Шрифт:
Интервал:
Закладка:
Пальцы Лорика сжали маленькое колено сестры. Сидони опасливо отстранилась.
– Нет, не убегай! Нам сейчас так хорошо – никто не смотрит на нас, не подслушивает. Сидо, ты права: уж лучше пусть нас разделяет океан! Брат не должен до такой степени любить свою сестру. Господь меня за это накажет!
– Но мы уже наказаны – всеми этими смертями, хоть я и не понимаю, за что. Вспомни, как мы горевали! Новые трагедии нашей семье не нужны. Я часто задумывалась о том, что слишком сильно люблю тебя, что это похоже на настоящую страсть, но сегодня наконец разобралась в себе. Когда я смогу жить так, как хочу, больше не будет недомолвок и ты останешься моим братом-близнецом, которому я буду писать и поверять свои мысли.
– Ты благоразумнее, чем я, – признал Лорик. – Я часто действую по наитию, не задумываясь ни о причине, ни о последствиях. Но даже это оборачивается в мою пользу. Я не жалею, что привез с собой Дору, что мы с ней поженились. Именно такая жена мне и нужна.
– Не стану спорить. Лорик, мне пора возвращаться на улицу Лаберж.
– Сидони! – Брат потерся лбом о ее волосы у виска. – Мне кажется, что мы прощаемся, но это ведь идиотизм, верно? Завтра ты еще будешь тут и когда-нибудь вернешься, чтобы полюбоваться фермой Клутье, самой успешной в регионе!
– Ну конечно я вернусь – когда стану старой, очень-очень старой, – пошутила Сидони. – А теперь иди спать! Завтра у нас праздник, крестины Тимоте, и мы должны быть в форме!
– Поцелуй меня в щеку! – взмолился Лорик.
Сидони передернула плечами, но сделала, как он просил. Лорик со слезами на глазах обнял ее.
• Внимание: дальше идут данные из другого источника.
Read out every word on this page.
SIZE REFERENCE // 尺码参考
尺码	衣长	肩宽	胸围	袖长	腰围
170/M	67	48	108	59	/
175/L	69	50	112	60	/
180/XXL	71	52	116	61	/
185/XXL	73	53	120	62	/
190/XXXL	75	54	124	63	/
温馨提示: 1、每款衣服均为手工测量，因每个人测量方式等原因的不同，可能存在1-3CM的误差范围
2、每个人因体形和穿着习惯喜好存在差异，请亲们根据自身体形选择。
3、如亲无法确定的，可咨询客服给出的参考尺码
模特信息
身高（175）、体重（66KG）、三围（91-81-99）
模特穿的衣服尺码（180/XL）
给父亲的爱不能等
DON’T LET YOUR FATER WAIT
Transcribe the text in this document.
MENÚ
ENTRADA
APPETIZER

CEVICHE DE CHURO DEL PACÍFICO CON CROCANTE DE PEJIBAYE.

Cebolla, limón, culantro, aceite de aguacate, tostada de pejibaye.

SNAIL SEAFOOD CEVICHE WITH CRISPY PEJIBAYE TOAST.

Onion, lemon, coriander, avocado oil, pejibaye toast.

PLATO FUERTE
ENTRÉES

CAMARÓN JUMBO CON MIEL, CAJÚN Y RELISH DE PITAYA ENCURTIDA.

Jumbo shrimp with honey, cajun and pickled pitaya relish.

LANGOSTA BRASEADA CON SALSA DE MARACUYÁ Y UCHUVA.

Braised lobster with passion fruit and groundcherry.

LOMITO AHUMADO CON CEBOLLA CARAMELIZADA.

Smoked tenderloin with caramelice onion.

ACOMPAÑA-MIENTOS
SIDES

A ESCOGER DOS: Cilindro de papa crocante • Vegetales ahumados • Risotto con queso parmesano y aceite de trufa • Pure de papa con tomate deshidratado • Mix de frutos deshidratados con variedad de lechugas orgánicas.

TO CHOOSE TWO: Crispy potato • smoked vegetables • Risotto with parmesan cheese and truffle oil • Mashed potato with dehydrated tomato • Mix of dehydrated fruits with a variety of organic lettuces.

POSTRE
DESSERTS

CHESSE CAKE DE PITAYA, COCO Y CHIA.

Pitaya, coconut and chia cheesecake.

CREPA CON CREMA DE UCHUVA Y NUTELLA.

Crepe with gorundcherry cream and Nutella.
– Обещаю, отныне я буду вести себя примерно. И не только напоказ, – шепнул он ей на ушко.
– Лорик, иди скорее домой.
– Иду! До завтра, Сидо!
В Сен-Приме на следующий день, в воскресенье, 25 июня 1933 года
Прихожане выходили из церкви – нарядные, в яркой одежде, громко обмениваясь впечатлениями и комментариями. Дора с Лориком принимали поздравления ближайших соседей. Крестная мать, самая элегантная дама в это солнечное воскресенье, держала малыша Тимоте на руках.
Кюре, который был не знаком с Сидони, задал ей несколько приличествующих случаю вопросов, дабы убедиться, что перед ним – добрая католичка.
– На вас возложена важнейшая обязанность, мадам Прово, – заключил он. – Конечно же, вы должны любить крестника, но, помимо этого, должны наставлять его своими мудрыми советами и воспитать истинным христианином, если, на беду, он лишится родителей!
Сидони, которую все это раздражало, заставила себя улыбнуться и подтвердить, что осознает важность духовного воспитания.
«Почему он не расточает свои советы крестному отцу? – думала она. – Пьер стоит в сторонке, и ему никто не читает нотаций!»
С растроганным видом, как и подобает любящей тете, она склонилась над младенцем и сделала вид, будто любуется им. «Бедный Тимоте! В следующую нашу встречу ты уже сам будешь отцом семейства – рослым, широкоплечим, усатым. Тетя Сидо скоро исчезнет из твоей жизни», – убежденно думала она.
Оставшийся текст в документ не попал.